To this day, Advani and Joshi are facing trial in the conspiracy case for the demolition, given effect to in a matter of hours, by a marauding mob of slogan shouting, armed men. The demolition triggered a wave of Hindu-Muslim riots in parts of the country and tensions continued to simmer several months later.

“Advani’s historic role in building the BJP into what it is today is undeniable. Of course the rath yatra [chariot march] led to many deaths and killings along the route,” said Balveer Arora, Professor Emeritus, JNU.  

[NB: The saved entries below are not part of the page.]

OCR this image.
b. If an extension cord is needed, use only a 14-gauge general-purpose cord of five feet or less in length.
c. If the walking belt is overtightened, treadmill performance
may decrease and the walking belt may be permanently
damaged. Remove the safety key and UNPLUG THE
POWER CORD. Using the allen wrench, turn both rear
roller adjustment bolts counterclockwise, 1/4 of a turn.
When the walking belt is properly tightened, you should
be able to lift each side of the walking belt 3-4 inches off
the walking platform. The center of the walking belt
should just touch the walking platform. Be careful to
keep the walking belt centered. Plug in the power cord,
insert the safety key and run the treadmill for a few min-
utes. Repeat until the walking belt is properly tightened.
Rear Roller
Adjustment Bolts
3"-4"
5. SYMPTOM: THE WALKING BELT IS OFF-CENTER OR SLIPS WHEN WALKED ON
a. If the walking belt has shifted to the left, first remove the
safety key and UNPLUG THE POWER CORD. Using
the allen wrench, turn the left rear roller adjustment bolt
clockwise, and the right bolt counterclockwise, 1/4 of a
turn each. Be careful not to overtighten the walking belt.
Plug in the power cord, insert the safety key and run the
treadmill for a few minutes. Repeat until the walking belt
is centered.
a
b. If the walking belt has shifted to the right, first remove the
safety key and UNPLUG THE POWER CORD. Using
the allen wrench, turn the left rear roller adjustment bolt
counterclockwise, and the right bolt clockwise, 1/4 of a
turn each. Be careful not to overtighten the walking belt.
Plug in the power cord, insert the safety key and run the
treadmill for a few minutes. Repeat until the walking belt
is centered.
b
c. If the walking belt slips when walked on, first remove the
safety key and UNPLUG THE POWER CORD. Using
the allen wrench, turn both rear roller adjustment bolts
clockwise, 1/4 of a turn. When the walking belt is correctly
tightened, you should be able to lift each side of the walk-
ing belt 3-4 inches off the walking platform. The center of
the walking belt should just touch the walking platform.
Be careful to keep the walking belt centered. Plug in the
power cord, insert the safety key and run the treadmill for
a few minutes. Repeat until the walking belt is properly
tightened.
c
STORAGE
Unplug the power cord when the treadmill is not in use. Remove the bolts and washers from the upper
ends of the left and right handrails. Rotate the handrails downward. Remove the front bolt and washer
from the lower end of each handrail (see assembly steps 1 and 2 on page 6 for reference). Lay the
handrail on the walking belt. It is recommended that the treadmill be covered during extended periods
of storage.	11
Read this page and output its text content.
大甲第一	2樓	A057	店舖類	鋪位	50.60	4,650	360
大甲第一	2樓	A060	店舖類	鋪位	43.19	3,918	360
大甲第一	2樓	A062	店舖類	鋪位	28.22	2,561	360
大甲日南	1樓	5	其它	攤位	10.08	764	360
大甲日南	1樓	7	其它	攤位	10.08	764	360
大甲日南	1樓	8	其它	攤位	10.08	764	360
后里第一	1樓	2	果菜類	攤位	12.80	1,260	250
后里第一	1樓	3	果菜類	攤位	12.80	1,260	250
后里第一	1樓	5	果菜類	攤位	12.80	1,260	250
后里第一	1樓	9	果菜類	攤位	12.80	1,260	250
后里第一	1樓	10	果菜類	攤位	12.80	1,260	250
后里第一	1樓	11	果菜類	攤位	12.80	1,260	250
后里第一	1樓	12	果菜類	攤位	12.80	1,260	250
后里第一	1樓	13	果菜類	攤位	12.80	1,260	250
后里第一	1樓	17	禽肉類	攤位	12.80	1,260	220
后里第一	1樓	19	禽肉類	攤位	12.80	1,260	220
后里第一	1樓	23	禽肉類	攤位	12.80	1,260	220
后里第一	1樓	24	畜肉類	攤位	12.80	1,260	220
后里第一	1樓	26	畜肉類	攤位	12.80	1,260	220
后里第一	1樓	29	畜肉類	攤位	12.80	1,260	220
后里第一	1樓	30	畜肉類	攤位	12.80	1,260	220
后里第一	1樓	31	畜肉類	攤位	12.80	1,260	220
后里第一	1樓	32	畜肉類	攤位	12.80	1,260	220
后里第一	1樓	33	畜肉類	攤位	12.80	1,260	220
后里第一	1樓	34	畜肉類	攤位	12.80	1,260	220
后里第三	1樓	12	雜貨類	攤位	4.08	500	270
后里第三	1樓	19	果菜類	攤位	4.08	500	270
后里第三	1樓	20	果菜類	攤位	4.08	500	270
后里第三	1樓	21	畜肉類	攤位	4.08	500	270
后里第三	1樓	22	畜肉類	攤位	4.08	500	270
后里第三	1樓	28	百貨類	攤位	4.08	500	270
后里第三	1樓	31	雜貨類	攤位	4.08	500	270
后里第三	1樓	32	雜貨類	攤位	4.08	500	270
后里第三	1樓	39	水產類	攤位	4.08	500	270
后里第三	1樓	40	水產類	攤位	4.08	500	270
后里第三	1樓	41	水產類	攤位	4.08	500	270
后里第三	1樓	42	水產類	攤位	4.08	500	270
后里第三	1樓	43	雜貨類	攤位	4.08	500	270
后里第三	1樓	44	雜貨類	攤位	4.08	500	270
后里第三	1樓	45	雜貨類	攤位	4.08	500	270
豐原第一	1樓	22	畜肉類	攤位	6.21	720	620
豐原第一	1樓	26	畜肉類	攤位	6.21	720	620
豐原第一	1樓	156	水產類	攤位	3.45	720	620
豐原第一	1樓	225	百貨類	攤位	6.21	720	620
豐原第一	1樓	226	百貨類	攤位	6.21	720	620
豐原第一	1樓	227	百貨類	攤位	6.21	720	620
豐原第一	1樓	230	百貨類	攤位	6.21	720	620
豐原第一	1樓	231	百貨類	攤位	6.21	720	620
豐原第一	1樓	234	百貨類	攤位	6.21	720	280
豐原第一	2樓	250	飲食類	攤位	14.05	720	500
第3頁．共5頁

Years later, when Vajpayee was prime minister and wanted the party to take action against Modi for the failure of his Gujarat state government to stop communal riots in 2002, it was Advani who backed Modi’s continuation as the state chief minister at the party’s national executive meeting in Goa.

As Advani’s protege, Modi remained chief minister until 2014, before becoming prime minister. He eventually overshadowed his mentor as the party’s top choice as the prime ministerial candidate in the last election. 

Having been the deputy prime minister under Vajpayee, Advani got a shot at the top job in 2009. But the party finished with 116 seats under his leadership, while the Congress came back to power with a tally of 206. 

It was at this point of existential crisis for the BJP that Modi began preparing for a bigger role and positioned himself as the man who could lead the party to a victory in the next general election. As Advani resisted Modi’s attempts to get himself anointed, the man who would lead the BJP in the next election, his soaring ambition pitted him as the ageing patriarch who refused to bow out gracefully and make way for the next generation.

In June 2013, as party leaders met in Goa to declare Modi as the BJP’s prime ministerial candidate for the following year’s election, Advani skipped the meeting in what many in the party believed was an attempt to stall the announcement by expressing his disapproval through absence. Of course, the official word from him was it happened due to an upset stomach. 

It was the first national executive meeting ever of the BJP that Advani had missed. Many in the party had by then begun to talk about how Advani could not digest the success of his own protege. Of course, Modi went on to become the party’s campaign committee chief and ultimately the prime minister. Though he never seemed to have forgiven Advani for that attempt to impede his rise.